Heidorn’s article on data curation and E-science was an enjoyable and informative read, but I was left with a distressed feeling that academic libraries are ill-equipped to take on the task of providing long term management of the mountains of data coming from the scientists, scholars and affiliated institutions. I actually shuttered when I read:
Instrumentation and computerization enable scholars and civil servants to collect data with volumes equal to the text content of the entire Library of Congress in a matter of days (Baraniuk, 2011).
How can underfunded and overworked libraries possibly keep up with this massive accumulation of digital material? I was glad to hear that the NIH and NSF are requiring data management plans when they are doling out grants, but I hardly think that is enough oversight as society is expecting to see not just published results, but raw data that will have to be not only stored, but checked and migrated constantly. It seems like scholars would need an endowment in place to preserve their work, but it is more likely for the burden of preservation to fall on the lap of the LIS community. Plus, getting taxpayers to chip in for saving a 1983 clinical study on string cheese consumption is going to be difficult to say the least.

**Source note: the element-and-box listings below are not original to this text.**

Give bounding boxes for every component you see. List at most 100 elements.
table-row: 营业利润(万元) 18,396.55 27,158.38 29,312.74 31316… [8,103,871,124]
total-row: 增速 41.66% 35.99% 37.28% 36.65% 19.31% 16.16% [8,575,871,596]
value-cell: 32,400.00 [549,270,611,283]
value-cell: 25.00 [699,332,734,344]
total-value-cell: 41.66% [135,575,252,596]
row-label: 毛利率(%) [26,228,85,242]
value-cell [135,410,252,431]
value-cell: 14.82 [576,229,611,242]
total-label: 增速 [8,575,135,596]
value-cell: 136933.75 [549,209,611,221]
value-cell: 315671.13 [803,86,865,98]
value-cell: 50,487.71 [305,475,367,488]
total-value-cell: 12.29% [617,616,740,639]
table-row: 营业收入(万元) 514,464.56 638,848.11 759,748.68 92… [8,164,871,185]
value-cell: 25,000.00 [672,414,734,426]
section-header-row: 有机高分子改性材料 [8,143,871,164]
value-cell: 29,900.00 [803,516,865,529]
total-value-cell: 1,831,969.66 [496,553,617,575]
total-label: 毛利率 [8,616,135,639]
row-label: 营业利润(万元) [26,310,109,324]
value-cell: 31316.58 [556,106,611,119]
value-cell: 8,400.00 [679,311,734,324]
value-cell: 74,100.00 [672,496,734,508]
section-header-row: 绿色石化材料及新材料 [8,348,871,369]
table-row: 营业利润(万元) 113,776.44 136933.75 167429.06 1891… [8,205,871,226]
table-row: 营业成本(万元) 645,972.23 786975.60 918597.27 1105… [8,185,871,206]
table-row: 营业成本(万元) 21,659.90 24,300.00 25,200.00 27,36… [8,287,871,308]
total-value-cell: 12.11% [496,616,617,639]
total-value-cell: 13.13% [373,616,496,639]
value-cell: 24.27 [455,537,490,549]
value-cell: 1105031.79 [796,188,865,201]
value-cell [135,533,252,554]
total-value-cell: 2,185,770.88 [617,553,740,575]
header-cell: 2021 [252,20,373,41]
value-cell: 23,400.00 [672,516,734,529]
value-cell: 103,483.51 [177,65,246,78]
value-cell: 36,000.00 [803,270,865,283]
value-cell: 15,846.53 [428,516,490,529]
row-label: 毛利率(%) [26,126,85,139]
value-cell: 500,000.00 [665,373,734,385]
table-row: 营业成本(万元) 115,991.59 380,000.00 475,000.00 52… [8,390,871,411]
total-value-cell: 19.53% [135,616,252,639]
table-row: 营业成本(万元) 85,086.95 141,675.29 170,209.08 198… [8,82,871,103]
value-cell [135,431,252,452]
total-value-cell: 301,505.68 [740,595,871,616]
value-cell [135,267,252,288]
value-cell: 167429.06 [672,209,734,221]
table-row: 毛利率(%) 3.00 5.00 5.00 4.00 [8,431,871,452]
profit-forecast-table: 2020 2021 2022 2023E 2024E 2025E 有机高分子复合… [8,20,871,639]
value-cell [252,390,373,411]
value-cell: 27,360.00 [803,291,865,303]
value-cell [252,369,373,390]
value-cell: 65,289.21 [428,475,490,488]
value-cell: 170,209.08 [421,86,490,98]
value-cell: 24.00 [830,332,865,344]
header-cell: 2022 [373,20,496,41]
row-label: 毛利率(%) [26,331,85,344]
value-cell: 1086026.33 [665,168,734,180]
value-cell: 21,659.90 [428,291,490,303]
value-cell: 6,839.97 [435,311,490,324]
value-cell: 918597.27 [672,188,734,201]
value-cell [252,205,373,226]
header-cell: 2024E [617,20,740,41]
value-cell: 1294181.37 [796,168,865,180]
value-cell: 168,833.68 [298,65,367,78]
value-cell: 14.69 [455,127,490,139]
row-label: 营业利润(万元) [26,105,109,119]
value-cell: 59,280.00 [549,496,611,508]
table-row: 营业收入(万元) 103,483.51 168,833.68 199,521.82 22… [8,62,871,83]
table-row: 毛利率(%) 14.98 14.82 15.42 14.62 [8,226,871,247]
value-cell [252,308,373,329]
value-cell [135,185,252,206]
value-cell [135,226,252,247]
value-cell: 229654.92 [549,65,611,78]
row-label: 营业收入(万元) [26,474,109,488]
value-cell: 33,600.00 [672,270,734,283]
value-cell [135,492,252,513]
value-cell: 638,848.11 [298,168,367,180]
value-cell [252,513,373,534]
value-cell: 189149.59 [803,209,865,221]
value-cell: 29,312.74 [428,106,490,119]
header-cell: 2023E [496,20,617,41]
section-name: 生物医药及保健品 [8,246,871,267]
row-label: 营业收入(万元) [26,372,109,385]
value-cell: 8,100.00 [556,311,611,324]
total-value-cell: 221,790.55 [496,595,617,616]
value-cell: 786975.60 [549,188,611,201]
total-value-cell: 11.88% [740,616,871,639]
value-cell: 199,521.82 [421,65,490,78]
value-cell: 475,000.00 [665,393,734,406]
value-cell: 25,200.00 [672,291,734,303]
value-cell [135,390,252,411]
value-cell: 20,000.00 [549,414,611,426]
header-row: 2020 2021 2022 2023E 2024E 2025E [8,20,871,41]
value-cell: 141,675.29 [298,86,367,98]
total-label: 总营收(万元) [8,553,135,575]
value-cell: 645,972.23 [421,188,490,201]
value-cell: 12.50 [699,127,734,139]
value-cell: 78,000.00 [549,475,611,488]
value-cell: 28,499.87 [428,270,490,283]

For perspective, I found another interesting blog post from two years ago that also charted various organizations that create “a Library of Congress” amount of data. [http://blogs.loc.gov/digitalpreservation/2012/03/how-many-libraries-of-congress-does-it-take/] Not surprising to see NASA and Facebook on that list.
With the advancements in commercial cloud servers, our hopes may lie in the private sector and academic libraries must strive to work with these 3rd part vendors or risk distancing themselves from the role of collecting and sharing the intellectual output of society. We are drowning in data and it may be up to the tech section to throw the libraries, scholars and general public a lifeline.